Elle avait débité ça calmement, sans s’alarmer. Gabriel était époustouflé.

- Et comme un con, j’ai paumé le numéro de la bagnole.

- Pas grave, Joël l’a recopié. Il a la mémoire des chiffres. On a un pote à la préfecture, il va essayer de l’identifier.

- Magnifique. Et pour ce qu’on a convenu hier soir, toujours partante ?

- Pas de problème. Je me suis arrangée avec une copine pour avoir la tournée des Bartavelles toute la semaine. Et voilà la surprise du chef.

Adèle sortit une enveloppe de sa sacoche et la tendit à Gabriel.

- Association pour la Sauvegarde des Bartavelles. Nom et adresse des deux cent quatorze adhérents. La plupart des conseillers de droite en font partie. Tirage papier plus disquette, avec un logiciel d’impression pour étiquettes et un modèle de leur en-tête. Et en prime, leur balance comptable de l’année.

- Ça, c’était pas prévu.

- Je voulais pas t’en parler avant de savoir qui tu étais vraiment.

- Ah ouais ! T’as eu une apparition cette nuit ?

- J’ai des potes au tri, à Charonne. T’es connu comme le loup blanc, là-bas.

Le Poulpe éclata de rire. On parle toujours trop au bistro.

- Je sens qu’on va faire du bon boulot, Adèle. Comment t’as eu ça ?

- Pur coup de bol. Un jour, je discutais à l’arrière avec une copine, le secrétaire de l’asso est venu déposer un envoi en nombre. Les enveloppes me sont passées sous le nez. J’ai tout raflé, tout photocopié, et j’ai remis ça en place le lendemain. Comme je faisais une doublure de brigade, je te dis pas comment j’étais crevée.

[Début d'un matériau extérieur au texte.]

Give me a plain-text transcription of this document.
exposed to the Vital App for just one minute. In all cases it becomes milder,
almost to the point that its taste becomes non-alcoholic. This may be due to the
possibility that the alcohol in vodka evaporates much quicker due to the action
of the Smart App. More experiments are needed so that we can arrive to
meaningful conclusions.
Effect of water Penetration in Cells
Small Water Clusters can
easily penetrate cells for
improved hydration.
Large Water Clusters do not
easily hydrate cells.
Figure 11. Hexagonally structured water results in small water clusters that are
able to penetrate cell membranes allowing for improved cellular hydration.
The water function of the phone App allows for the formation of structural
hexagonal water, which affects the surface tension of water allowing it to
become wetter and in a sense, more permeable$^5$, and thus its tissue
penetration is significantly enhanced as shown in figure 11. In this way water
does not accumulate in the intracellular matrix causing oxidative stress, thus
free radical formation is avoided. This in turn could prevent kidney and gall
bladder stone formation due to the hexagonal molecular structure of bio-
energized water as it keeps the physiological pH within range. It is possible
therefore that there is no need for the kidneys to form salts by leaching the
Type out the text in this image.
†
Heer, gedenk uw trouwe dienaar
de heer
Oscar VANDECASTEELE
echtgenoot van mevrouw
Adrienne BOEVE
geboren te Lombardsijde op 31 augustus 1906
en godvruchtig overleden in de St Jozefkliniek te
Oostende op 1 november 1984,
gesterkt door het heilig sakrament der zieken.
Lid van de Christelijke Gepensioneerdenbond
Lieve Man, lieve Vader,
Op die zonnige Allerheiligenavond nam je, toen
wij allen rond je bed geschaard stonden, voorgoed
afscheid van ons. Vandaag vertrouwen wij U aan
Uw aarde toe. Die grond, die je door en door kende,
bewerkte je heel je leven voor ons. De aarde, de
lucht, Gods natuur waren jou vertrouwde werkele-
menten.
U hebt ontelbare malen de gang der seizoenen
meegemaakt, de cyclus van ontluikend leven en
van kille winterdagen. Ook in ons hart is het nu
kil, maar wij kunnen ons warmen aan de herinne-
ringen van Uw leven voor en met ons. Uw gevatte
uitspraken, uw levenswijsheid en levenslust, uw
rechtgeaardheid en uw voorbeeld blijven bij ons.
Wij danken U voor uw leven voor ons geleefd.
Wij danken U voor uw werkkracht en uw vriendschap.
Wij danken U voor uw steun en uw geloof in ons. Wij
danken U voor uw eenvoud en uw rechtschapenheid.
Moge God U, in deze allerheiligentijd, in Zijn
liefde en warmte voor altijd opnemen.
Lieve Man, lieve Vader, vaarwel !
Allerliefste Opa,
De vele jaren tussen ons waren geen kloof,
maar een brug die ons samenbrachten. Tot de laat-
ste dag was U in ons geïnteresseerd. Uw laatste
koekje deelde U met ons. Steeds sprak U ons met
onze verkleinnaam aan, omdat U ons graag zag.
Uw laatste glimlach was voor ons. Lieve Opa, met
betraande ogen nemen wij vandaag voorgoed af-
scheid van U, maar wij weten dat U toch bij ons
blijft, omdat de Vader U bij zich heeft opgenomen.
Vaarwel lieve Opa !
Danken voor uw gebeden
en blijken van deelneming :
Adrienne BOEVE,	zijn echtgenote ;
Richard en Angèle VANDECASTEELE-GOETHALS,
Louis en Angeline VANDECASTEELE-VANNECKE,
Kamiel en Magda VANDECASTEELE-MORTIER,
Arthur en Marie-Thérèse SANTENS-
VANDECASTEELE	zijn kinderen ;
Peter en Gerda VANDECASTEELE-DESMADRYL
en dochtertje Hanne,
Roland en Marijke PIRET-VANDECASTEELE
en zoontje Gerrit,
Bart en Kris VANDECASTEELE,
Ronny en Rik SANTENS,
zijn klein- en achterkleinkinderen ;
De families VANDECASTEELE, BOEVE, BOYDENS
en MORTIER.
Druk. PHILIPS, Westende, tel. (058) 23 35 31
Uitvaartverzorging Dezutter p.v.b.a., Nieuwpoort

- Bonjour la prestation de serment !

- J’arrêterai ce genre de conneries le jour où je serai titularisée.

- Et la disquette ?

- Secret de postière. Bon, je te laisse, faut que j’aille faire la sieste. On se voit demain.

 

La Mata-Hari postale enfourcha son vélo hollandais et caracola sur les pavés, toute légère et menue. Gabriel la suivit des yeux jusqu’aux Maréchaux, avec un pincement bizarre au cœur. Les maigres, d’habitude, le mettaient mal à l’aise, mais là, mystère. Il traversa le pont sub-périphérique, après le cimetière, et alla déguster une Leffe dans un café dont le patron ressemblait à Lecanuet. Le pincement disparut comme il ouvrait l’enveloppe. Adèle n’avait pas menti. Classement alphabétique, avec une exception pour le président d’honneur André Ceriseray, le président Dino Rosciolli, la secrétaire Edmée de Jonchy et le trésorier Maurice Camoin, placés en tête. Avec un astérisque en face du nom des conseillers. Le document le plus instructif était le bilan comptable 1994. Subvention municipale : cent mille francs, dons divers : trente mille, plus deux cent quatorze cotisations à huit cents balles, ça faisait une somme coquette. Gabriel était bluffé. Si ces rupins fragiles de la feuille avaient la moindre part de responsabilité dans la mort d’Alvaro Pereira, on pourrait toujours se payer sur la bête.